Дорога сделала крутой поворот направо. С холма, где между двух благообразных платанов торчало засохшее дерево, на суку которого, по преданию, повесился безнадежно влюбленный мельник Босси, открылся вид с дороги на типичную прованскую ферму. Такие крестьянские хозяйства широким веером окружали столицу провинции, образуя ее пищевой пояс. Живность и зелень к столу горожанина поступали с их гряд и пастбищ. Но сейчас деревенская идиллия не веселила глаз. Некрасивое длинное строение из серого камня в два этажа с узкими неодинаковыми окнами-бойницами, из одного равнодушно торчит жующая коровья голова. Жующая так уныло, будто она жует само время. Круглый зев колодца посреди двора, вознесенная к небу стрела журавля, с мятым кожаным ведром на черной веревке. Двор представлял собой слой вязкой грязи, испещренной копытами свиней и коз. Ни одной человеческой фигуры. И привкус горького несчастья в воздухе. Несчастья и безнадежности.
Ученый велел слуге опустить саквояж на землю. Открыл его, достал одну из стеклянных колб, вынул пробку, капнул пару капель на кончики пальцев и пометил зеленоватой влагой крылья горбатого, властного носа.
– Можешь оставаться здесь, если боишься.
Когда Мишель де Нотрдам вернулся под сень платана, слуги он уже не застал.

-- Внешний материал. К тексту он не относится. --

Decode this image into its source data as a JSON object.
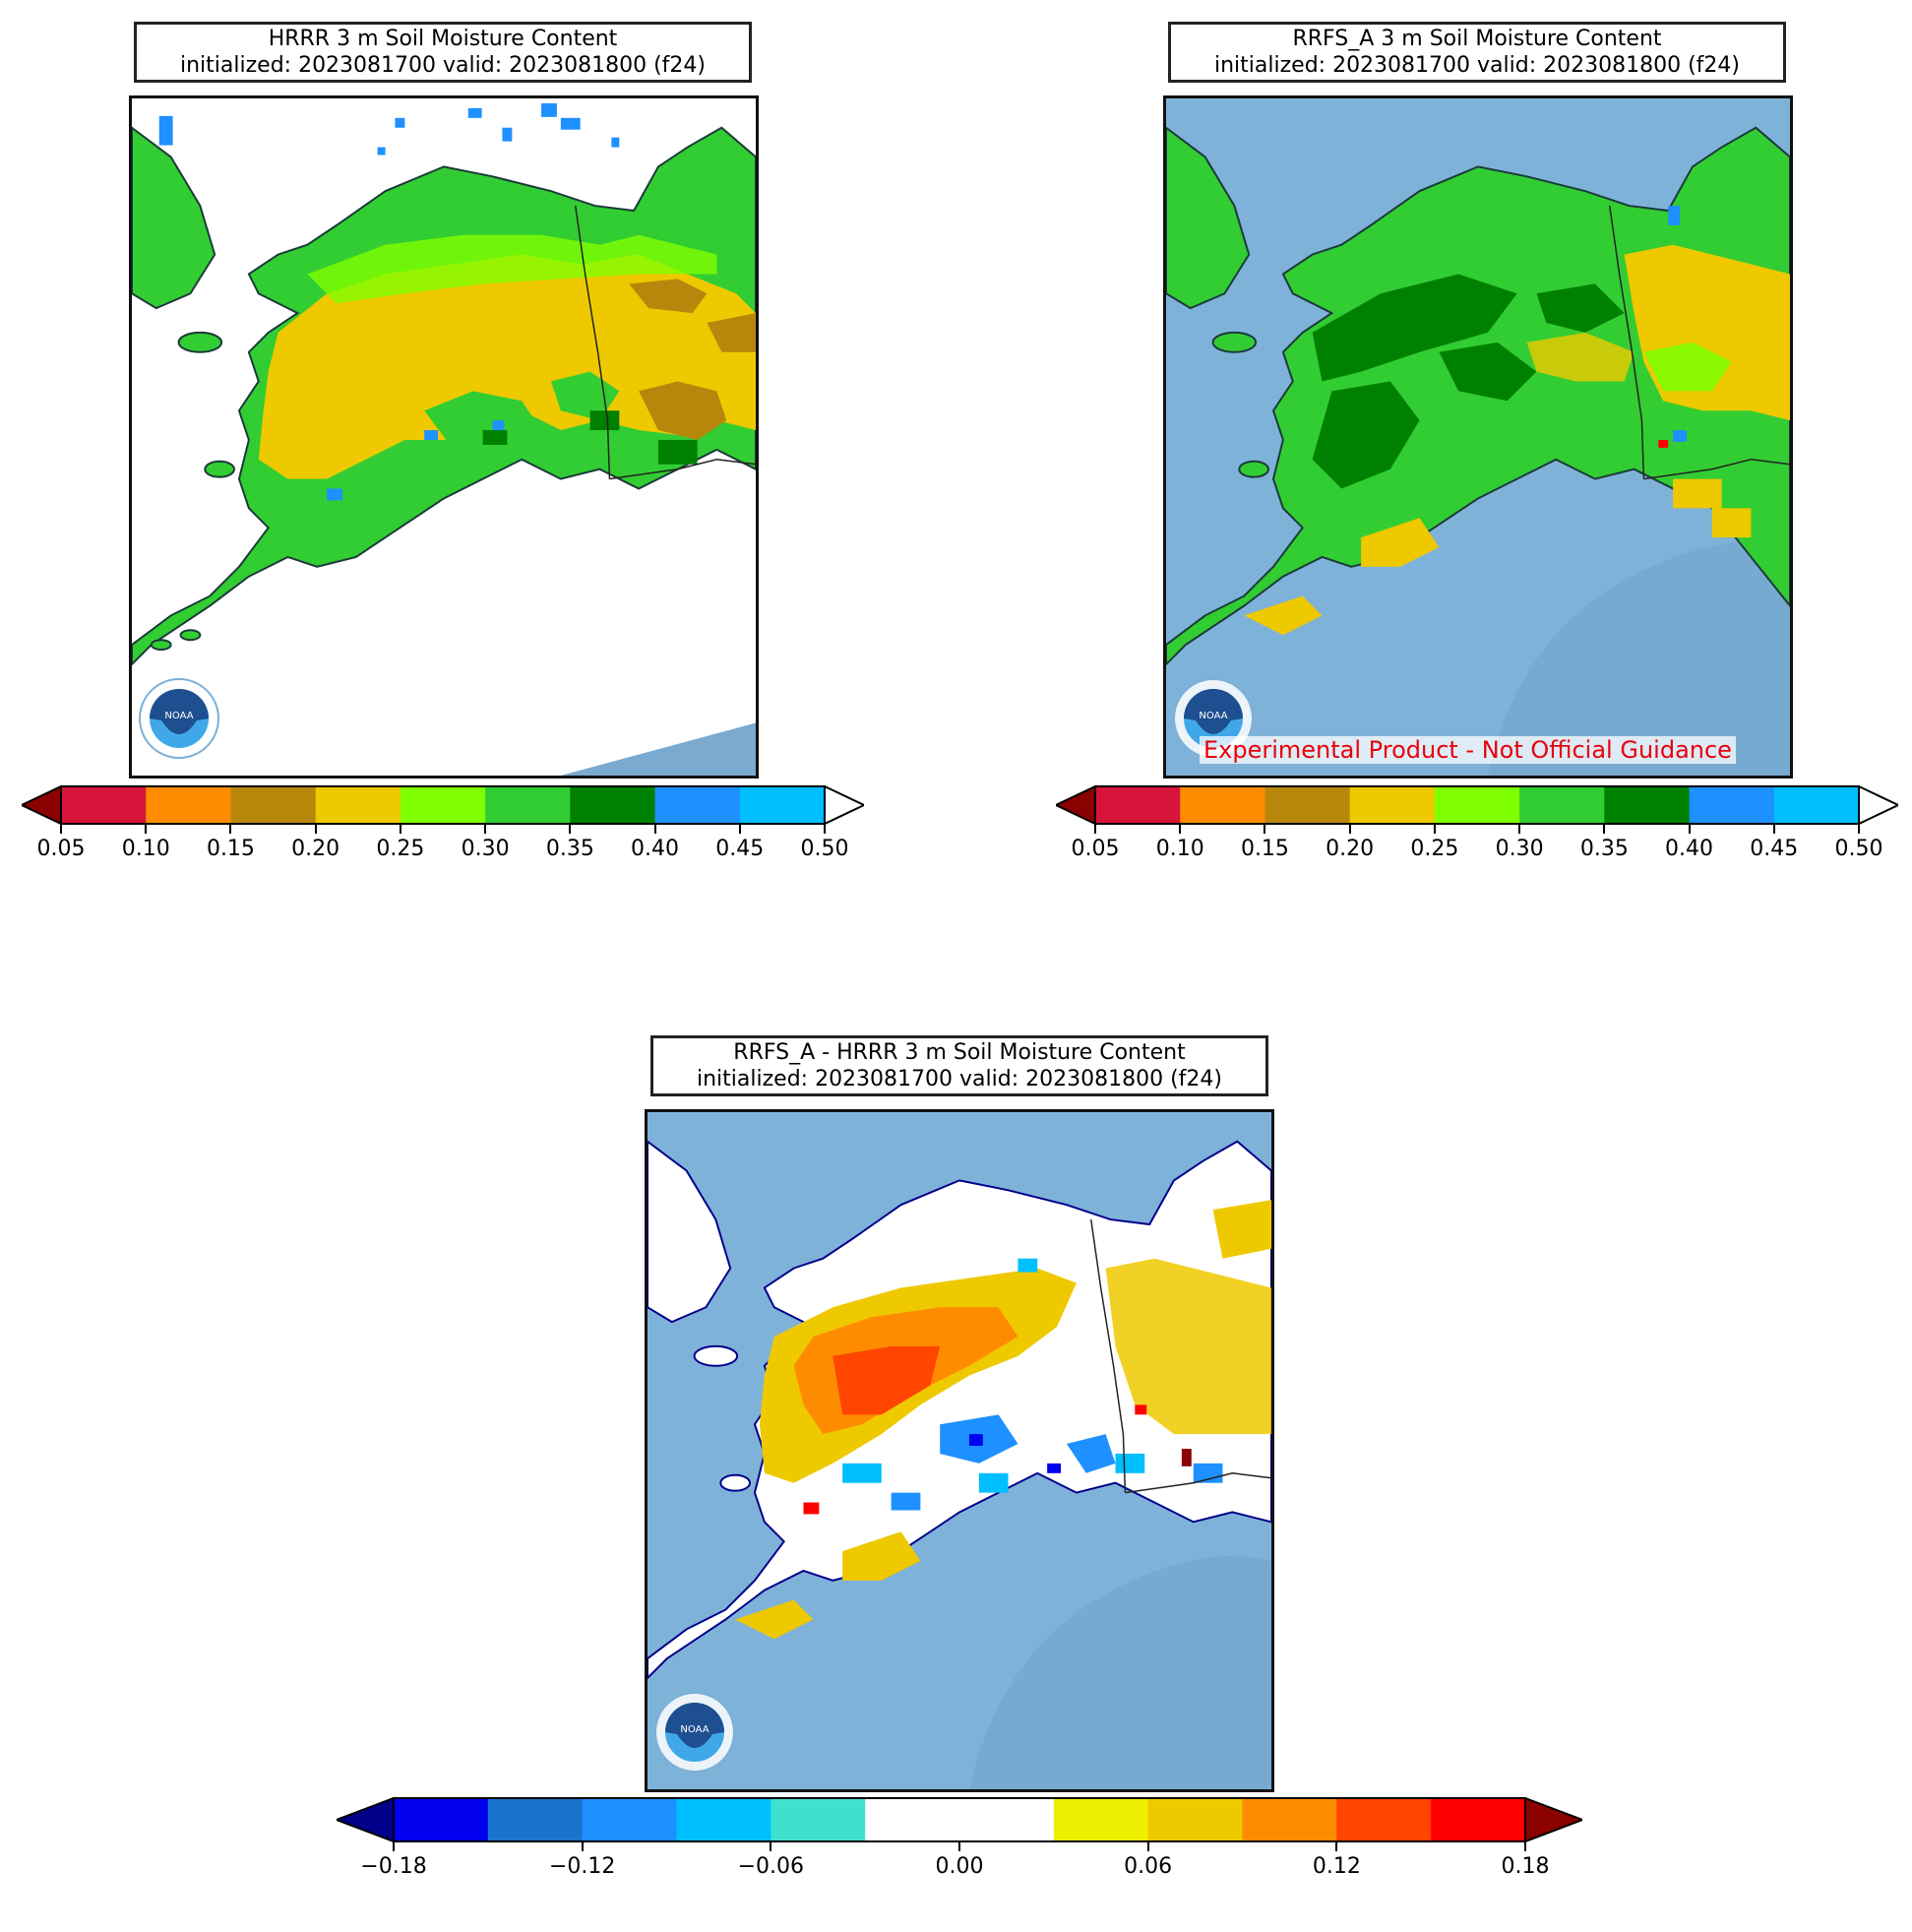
{
  "panels": {
    "hrrr": {
      "title_line1": "HRRR 3 m Soil Moisture Content",
      "title_line2": "initialized: 2023081700 valid: 2023081800 (f24)"
    },
    "rrfs": {
      "title_line1": "RRFS_A 3 m Soil Moisture Content",
      "title_line2": "initialized: 2023081700 valid: 2023081800 (f24)",
      "watermark": "Experimental Product - Not Official Guidance"
    },
    "diff": {
      "title_line1": "RRFS_A - HRRR 3 m Soil Moisture Content",
      "title_line2": "initialized: 2023081700 valid: 2023081800 (f24)"
    }
  },
  "logo_text": "NOAA",
  "colorbars": {
    "moisture": {
      "ticks": [
        "0.05",
        "0.10",
        "0.15",
        "0.20",
        "0.25",
        "0.30",
        "0.35",
        "0.40",
        "0.45",
        "0.50"
      ],
      "colors": [
        "#d7153a",
        "#ff8c00",
        "#b8860b",
        "#eec900",
        "#7fff00",
        "#32cd32",
        "#008000",
        "#1e90ff",
        "#00bfff"
      ],
      "under_color": "#8b0000",
      "over_color": "#ffffff"
    },
    "difference": {
      "ticks": [
        "−0.18",
        "−0.12",
        "−0.06",
        "0.00",
        "0.06",
        "0.12",
        "0.18"
      ],
      "colors": [
        "#0000ee",
        "#1874cd",
        "#1e90ff",
        "#00bfff",
        "#40e0d0",
        "#ffffff",
        "#ffffff",
        "#eeee00",
        "#eec900",
        "#ff8c00",
        "#ff4500",
        "#ff0000"
      ],
      "under_color": "#00008b",
      "over_color": "#8b0000"
    }
  }
}
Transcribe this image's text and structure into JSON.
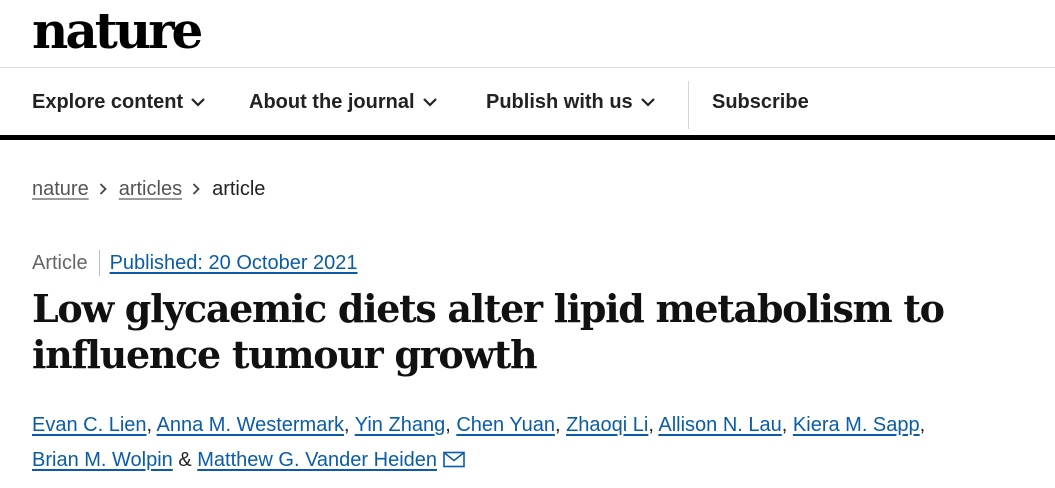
{
  "site": {
    "logo": "nature"
  },
  "nav": {
    "items": [
      {
        "label": "Explore content",
        "icon": "chevron-down-icon"
      },
      {
        "label": "About the journal",
        "icon": "chevron-down-icon"
      },
      {
        "label": "Publish with us",
        "icon": "chevron-down-icon"
      }
    ],
    "subscribe_label": "Subscribe"
  },
  "breadcrumb": {
    "items": [
      {
        "label": "nature"
      },
      {
        "label": "articles"
      },
      {
        "label": "article"
      }
    ],
    "separator_icon": "chevron-right-icon"
  },
  "article": {
    "type": "Article",
    "published": "Published: 20 October 2021",
    "title": "Low glycaemic diets alter lipid metabolism to influence tumour growth",
    "authors": [
      "Evan C. Lien",
      "Anna M. Westermark",
      "Yin Zhang",
      "Chen Yuan",
      "Zhaoqi Li",
      "Allison N. Lau",
      "Kiera M. Sapp",
      "Brian M. Wolpin",
      "Matthew G. Vander Heiden"
    ],
    "author_separator": ",",
    "last_author_separator": "&",
    "contact_icon": "envelope-icon"
  },
  "colors": {
    "link": "#0a5ca8",
    "text": "#222222",
    "muted": "#666666",
    "nav_border": "#000000"
  }
}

Люк умчался прочь, как будто собственными глазами видел трупы с распухшими шеями и синими лицами, которые обнаружил в каменном доме его хозяин. Ученый еще раз прикоснулся лекарственными пальцами к ноздрям, закрыл саквояж и, вздохнув, взвалил его на плечо и вошел в Экс-ан-Прованс. Он был спокоен. У него были свои счеты с чумой. Восемь лет назад он потерял во время эпидемии не только жену и детей, но и веру в человеческое благородство, после того как тесть подал на него после эпидемии в суд, требуя вернуть приданое. Ученый был уверен, что эпидемия жадности вреднее для человеческого сообщества, чем эпидемия любой известной болезни. Правда, одному Господу известно, каким хворям и несчастьям суждено навалиться на род людской в будущем. Об этом Мишель де Нотрдам задумывался все чаще.